Energy consumption associated with the catalysts contributes partly to the high ohmic resistance arising from the low conductivity of the catalyst and poor charge transfer between nanoparticles, which has been difficult to study due to the complicated nanostructured framework of the catalysts. We constructed a novel heterostructure electrocatalyst (MoS₂/MoP@NC) composed of nanosized MoS₂/MoP heterostructures anchoring on hierarchical N-doped carbon for smoothing electron transfer in boosting hydrogen evolution reaction (HER).
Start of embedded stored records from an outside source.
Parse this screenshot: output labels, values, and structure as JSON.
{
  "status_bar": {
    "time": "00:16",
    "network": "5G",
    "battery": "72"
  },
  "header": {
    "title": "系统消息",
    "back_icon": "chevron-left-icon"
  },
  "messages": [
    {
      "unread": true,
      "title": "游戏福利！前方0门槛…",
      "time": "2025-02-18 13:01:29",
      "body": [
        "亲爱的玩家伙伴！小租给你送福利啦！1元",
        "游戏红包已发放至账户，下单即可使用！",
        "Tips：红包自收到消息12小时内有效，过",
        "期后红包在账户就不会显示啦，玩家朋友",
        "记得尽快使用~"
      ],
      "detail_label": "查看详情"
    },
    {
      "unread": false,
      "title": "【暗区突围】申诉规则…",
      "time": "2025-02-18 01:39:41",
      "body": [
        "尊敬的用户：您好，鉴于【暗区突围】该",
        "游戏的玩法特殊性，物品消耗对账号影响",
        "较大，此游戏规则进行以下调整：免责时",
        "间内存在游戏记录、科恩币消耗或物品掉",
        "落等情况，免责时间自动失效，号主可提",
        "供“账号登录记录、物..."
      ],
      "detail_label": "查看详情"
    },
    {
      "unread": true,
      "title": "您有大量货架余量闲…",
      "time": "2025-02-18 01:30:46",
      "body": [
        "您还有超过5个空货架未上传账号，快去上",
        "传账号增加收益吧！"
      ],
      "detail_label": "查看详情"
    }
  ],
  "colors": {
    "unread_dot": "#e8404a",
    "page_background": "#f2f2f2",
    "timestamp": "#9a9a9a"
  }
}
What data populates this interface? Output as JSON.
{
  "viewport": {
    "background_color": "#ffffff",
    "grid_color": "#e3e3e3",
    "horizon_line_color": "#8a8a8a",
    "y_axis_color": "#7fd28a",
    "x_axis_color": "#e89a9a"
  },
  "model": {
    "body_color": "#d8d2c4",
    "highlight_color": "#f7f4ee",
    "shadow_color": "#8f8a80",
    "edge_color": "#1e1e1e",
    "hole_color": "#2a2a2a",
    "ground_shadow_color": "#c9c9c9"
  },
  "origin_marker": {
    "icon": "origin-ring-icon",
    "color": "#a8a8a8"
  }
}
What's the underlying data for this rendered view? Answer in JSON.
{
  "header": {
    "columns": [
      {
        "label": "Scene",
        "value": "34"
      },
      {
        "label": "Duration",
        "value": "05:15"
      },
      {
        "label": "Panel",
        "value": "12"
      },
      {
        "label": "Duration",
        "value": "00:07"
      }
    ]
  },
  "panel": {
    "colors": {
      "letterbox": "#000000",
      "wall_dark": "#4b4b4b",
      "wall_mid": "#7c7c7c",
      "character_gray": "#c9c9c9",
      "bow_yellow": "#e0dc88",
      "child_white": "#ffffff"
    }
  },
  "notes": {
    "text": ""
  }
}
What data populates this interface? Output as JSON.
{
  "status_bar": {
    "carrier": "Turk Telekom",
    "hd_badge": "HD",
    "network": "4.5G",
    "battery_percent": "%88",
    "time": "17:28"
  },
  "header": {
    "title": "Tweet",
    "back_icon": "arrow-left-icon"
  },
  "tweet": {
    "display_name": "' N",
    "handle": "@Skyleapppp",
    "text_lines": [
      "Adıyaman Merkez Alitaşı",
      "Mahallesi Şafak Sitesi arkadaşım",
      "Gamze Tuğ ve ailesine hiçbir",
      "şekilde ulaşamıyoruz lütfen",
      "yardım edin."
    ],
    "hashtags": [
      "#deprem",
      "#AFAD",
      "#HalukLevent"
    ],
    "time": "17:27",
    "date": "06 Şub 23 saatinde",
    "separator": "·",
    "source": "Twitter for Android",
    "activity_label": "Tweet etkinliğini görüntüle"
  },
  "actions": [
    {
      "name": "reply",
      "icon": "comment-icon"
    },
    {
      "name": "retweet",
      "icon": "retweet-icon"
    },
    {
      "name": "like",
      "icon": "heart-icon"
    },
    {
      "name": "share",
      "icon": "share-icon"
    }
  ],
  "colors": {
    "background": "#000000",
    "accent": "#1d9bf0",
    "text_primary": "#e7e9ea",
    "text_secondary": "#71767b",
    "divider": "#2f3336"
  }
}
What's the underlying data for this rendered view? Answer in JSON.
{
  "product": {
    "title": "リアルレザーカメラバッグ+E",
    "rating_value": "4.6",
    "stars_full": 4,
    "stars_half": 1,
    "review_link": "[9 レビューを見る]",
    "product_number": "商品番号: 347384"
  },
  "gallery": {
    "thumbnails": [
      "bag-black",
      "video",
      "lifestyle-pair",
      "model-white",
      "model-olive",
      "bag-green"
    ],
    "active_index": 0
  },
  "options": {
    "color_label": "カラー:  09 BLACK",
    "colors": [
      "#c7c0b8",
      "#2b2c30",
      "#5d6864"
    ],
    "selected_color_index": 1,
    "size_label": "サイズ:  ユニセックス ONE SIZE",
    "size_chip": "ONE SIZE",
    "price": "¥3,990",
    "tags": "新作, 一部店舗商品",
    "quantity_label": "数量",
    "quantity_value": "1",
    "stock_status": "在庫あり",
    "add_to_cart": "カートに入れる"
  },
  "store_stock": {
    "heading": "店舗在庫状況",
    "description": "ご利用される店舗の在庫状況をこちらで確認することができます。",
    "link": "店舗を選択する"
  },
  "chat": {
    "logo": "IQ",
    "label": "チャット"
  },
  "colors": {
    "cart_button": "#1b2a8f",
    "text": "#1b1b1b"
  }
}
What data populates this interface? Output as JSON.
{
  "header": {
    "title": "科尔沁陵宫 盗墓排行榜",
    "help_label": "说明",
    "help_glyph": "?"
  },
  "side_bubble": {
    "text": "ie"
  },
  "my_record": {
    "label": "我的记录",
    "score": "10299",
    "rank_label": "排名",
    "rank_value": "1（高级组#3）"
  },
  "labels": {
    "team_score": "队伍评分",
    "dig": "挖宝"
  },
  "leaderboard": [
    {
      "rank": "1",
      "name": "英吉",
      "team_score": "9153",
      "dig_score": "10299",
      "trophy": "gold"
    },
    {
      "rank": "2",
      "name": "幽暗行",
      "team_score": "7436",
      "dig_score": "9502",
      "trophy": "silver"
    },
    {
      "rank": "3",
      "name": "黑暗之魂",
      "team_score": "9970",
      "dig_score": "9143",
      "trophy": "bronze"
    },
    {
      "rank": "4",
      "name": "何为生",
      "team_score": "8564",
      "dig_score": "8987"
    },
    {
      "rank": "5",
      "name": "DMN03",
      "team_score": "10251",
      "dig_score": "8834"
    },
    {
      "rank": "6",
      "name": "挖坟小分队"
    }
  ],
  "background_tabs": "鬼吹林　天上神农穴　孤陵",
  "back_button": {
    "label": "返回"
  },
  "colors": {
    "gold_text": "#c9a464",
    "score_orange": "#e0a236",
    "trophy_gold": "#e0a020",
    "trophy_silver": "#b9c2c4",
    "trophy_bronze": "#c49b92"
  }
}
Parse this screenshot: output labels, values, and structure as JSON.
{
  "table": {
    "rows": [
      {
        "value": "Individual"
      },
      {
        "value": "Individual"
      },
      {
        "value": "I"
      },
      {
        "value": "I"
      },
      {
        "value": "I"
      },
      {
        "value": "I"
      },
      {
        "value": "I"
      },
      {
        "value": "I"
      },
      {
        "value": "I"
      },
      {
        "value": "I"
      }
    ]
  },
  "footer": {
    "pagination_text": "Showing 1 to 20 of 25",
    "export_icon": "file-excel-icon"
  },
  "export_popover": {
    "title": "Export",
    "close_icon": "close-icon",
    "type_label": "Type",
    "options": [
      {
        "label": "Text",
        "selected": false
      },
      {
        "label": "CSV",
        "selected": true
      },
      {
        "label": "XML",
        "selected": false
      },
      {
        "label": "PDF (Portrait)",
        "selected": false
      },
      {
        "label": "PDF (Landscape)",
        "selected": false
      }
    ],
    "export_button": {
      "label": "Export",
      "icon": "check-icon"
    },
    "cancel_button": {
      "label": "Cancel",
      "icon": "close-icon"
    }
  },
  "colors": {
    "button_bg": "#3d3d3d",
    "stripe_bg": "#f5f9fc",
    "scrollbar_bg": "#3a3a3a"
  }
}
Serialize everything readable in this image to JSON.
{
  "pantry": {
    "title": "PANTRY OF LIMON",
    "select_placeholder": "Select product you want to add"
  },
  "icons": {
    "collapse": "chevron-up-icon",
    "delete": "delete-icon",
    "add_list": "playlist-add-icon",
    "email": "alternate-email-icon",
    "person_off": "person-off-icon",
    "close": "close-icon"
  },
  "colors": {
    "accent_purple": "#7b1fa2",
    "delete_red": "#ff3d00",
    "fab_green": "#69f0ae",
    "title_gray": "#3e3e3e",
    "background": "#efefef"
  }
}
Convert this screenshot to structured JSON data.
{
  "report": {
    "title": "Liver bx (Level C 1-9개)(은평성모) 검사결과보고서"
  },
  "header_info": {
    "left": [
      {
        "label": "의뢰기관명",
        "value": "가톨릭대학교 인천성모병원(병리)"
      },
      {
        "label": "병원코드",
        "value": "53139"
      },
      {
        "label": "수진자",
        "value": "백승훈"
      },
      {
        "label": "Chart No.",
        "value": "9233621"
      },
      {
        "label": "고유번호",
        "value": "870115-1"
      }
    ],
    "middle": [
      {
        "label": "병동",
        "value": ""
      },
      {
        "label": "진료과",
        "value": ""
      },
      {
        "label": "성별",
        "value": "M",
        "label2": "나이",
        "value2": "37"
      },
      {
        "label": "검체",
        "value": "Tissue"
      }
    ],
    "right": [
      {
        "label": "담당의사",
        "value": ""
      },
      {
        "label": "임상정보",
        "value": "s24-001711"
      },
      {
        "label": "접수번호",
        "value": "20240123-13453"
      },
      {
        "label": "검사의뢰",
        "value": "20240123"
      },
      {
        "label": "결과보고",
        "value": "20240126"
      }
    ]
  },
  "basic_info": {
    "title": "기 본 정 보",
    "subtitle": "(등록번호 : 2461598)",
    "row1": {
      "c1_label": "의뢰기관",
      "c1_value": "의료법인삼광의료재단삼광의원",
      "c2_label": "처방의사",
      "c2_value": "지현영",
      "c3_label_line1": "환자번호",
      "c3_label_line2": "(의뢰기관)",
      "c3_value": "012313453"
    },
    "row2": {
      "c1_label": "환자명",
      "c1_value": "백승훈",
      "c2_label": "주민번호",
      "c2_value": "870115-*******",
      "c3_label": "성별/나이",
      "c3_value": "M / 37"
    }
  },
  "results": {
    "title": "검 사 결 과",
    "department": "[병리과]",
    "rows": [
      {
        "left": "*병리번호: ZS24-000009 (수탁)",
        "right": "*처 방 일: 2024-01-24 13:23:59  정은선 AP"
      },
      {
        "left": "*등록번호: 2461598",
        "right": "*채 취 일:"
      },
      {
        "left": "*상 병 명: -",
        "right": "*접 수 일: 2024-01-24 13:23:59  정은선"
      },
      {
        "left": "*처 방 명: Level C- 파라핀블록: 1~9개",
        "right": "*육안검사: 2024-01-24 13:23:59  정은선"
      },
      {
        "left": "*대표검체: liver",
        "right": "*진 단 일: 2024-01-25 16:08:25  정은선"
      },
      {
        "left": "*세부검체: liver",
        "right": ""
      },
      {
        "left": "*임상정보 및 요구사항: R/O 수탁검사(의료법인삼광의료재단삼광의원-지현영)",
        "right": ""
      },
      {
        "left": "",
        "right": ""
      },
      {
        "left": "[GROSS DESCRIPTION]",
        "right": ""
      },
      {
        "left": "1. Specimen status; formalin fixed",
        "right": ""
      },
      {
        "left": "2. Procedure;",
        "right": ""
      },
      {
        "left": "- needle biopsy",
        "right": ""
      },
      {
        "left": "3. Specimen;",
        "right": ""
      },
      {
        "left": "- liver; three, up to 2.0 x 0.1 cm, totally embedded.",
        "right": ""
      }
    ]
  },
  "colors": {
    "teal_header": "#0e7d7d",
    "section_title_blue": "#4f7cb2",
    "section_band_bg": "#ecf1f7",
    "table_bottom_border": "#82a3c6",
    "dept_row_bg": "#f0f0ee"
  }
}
With the merits of large surface area, rapid charge transfer, and optimized electronic structure induced by charge transfer across the sufficient interface, the optimal MoS₂/MoP@NC (MoSP) catalyst shows a competitive overpotential of 140 (0.5 M H₂SO₄), 76 (1.0 M KOH), and 103 mV (0.5 M NaCl &1.0 M KOH) at 10 mA cm⁻², respectively. Raman experiment and Density functional theory (DFT) calculations reveal the formation of Mo-S-Mo bonds between MoS₂ and MoP, which favor enhancing the Femi level to facilitate the electron transfer, therefore regulating the electronic structure for the optimization of adsorption energy of hydrogen intermediate. Based on the experimental results, we constructed an energy consumption model of catalysts, where energy consumption comes from three aspects. The heterostructure design decreases the energy consumption of the catalysts greatly compared to the single-phase Mo-based catalyst of MoS₂ (78.0%) and MoP (45.2%) in alkaline electrolytes.